In the morning I improvised a front brake for Phil using the spare friction thumb shifter I was carrying amongst my awfully heavy kit, and then he got a puncture. He got lent a map to help us find our way to the closest bike shop, apparently on a farm. When we arrived at The Bike Shed about 10 miles and many dirt track footpaths later, I laughed as we saw a ‘Closed’ sign hanging inside the doorway. We sat in despair on the grass and made our way through yet more bread and marmalade (the food situation wasn’t great, I will admit) as our new acquaintance regaled us with trivial tales of driving on England’s roads. I particularly liked his story about taking the wrong exit near London’s south circular, the A205 I know having cycled on it myself, and finding himself in a part of town where “I didn’t see a single white person, only coloureds and loads of them Muslims. I hoped to god I didn’t get a breakdown.” I enquired as to whether he thought Muslims weren’t very good car mechanics but he didn’t seem to hear.
It was then that Phil noticed that we had right before our eyes that holy grail – a bin! We rummaged to our heart’s content, fixed Phil’s brake properly and affixed two new bells to my HUD (Heads Up Display). To the Garlic Farm! Which was of course closed. We ran into a fellow who worked there though and whilst sipping on some garlic beer heard his tales of Japan, “I noticed that handles don’t feature in their products, for example teapots and mugs..and I saw an adolescent girl shit in a box.”
That night we came to the coast again, camped in a field, and Phil’s rack snapped.
I awoke in the wee hours to a breathtakingly vivid sunrise and allowed myself a second look at the hues of orange and red expanding outwards before pulling my hood tighter and drifting back to sleep. I helped Phil join his rack together with cable ties before we left and acquired old motorbike inner tube for a stronger repair. That day we reveled in perfect conditions along flat (!) ground along the southern coastline, where we stripped off and romped in the ocean before going uphill again.
We said goodbye to the friendly little island and took an evening ferry back to the mainland, arriving in the New Forest where we decided to make camp. We found a spot with a magical feeling to it. A deer bounded out from a bush 5 paces in front of me, a stream flowed over sand and rocks to the side of us and the leaves underfoot provided a great floor. Yes, it felt good to be back in a forest. The tent was getting set up when put, put, put drove a golf buggy about 75m away. It seems that wherever you are in the south of England there’s always someone close by.

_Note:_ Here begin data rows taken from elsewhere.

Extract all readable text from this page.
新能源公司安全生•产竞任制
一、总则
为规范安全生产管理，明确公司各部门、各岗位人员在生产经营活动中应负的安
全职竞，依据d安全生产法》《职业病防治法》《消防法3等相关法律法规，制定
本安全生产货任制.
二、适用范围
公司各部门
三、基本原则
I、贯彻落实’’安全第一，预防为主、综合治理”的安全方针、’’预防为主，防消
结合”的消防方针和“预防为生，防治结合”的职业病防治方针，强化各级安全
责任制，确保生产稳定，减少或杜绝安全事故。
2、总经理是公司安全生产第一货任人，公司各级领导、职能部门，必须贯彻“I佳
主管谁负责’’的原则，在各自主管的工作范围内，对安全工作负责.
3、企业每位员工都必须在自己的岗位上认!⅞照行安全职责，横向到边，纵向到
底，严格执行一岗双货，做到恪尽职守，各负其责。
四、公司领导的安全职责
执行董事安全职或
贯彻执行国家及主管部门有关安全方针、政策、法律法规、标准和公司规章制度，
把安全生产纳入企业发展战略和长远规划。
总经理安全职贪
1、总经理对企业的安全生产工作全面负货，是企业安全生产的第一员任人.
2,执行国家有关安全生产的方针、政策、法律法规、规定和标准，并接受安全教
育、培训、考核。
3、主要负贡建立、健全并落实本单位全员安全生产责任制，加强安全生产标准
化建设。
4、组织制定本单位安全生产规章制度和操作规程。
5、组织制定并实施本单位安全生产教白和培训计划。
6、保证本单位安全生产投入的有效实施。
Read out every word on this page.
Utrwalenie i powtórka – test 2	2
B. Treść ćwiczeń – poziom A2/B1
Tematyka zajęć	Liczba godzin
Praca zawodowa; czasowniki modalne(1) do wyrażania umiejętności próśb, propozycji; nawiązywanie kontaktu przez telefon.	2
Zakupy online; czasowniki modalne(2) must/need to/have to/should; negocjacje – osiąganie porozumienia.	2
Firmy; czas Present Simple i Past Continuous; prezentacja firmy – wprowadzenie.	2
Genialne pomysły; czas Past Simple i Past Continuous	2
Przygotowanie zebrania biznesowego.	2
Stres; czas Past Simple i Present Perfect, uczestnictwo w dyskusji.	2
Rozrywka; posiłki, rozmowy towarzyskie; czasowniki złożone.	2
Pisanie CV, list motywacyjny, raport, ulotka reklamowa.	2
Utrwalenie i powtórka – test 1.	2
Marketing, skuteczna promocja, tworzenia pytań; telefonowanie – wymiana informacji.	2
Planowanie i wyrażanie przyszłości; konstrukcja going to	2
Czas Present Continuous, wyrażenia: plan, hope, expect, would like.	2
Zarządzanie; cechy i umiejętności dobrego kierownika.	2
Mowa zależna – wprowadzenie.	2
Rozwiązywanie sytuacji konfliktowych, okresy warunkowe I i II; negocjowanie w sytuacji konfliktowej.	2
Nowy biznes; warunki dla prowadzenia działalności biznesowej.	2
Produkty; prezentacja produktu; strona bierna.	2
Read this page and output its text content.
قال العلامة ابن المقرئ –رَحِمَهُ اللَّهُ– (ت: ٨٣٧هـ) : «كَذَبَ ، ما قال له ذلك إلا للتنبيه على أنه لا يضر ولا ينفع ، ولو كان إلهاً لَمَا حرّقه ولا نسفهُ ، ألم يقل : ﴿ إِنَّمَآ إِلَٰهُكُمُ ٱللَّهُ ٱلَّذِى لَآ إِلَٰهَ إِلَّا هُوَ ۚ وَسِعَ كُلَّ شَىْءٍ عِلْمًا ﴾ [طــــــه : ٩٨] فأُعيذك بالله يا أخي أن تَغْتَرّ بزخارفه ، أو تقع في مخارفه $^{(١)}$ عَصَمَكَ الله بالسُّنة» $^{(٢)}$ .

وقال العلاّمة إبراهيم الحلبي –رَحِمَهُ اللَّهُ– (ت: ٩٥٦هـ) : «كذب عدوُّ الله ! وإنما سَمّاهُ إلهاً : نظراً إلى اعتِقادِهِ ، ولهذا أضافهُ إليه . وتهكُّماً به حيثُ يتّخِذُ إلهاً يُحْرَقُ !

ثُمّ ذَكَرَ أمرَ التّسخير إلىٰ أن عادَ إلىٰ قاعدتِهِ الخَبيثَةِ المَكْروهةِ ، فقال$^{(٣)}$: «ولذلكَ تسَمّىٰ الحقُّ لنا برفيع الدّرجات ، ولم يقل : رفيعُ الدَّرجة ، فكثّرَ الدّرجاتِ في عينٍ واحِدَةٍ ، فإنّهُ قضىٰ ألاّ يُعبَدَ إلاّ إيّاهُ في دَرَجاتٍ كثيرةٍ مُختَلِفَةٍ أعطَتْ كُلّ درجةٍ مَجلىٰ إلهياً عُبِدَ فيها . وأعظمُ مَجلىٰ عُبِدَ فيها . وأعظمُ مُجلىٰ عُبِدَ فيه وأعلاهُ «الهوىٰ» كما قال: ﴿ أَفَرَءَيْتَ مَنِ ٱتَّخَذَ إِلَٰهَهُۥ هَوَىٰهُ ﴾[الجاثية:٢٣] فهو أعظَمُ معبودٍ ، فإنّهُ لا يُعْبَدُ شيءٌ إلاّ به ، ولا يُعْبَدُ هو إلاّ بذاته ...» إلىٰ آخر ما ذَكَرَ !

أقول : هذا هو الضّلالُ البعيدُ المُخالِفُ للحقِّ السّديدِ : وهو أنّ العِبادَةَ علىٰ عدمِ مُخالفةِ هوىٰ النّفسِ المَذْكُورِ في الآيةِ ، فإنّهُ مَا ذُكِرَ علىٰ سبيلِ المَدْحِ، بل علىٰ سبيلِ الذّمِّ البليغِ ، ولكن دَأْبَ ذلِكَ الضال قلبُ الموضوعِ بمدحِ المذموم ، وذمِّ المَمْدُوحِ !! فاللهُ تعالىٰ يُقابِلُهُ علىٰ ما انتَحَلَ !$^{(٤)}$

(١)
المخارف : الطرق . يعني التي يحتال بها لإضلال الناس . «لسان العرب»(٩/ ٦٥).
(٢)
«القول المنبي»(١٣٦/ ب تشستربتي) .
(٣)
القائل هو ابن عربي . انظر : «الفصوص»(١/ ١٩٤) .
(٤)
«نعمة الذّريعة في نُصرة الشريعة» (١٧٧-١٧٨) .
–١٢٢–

A pictorial of my first every ‘homemade’ bike. I highly recommend having a go if you have the opportunity, just be prepared to compromise when things don’t work out quite as planned! A huge thank you goes out to the Broken Spoke Bike Co-Op in Oxford, one of a network of open community bicycle workshops springing up around the world, enabling and empowering people to keep on the move using their own hands and very little money. It is through their existence, kindness, wisdom and patience that I was able to realise my goal of setting off on this fantastic journey on my own creation.
So there you have it! I spent a lot more than I would’ve liked because of time constraints, and so bought things that I could’ve found in bins or on old bikes had I been prepared to spend more time looking.Including a nice new leather saddle. all the bags, racks and accessories, the total is around £500, but includes a huge amount of knowledge gained! I now feel much more confident in tackling the problems which will undoubtedly arise.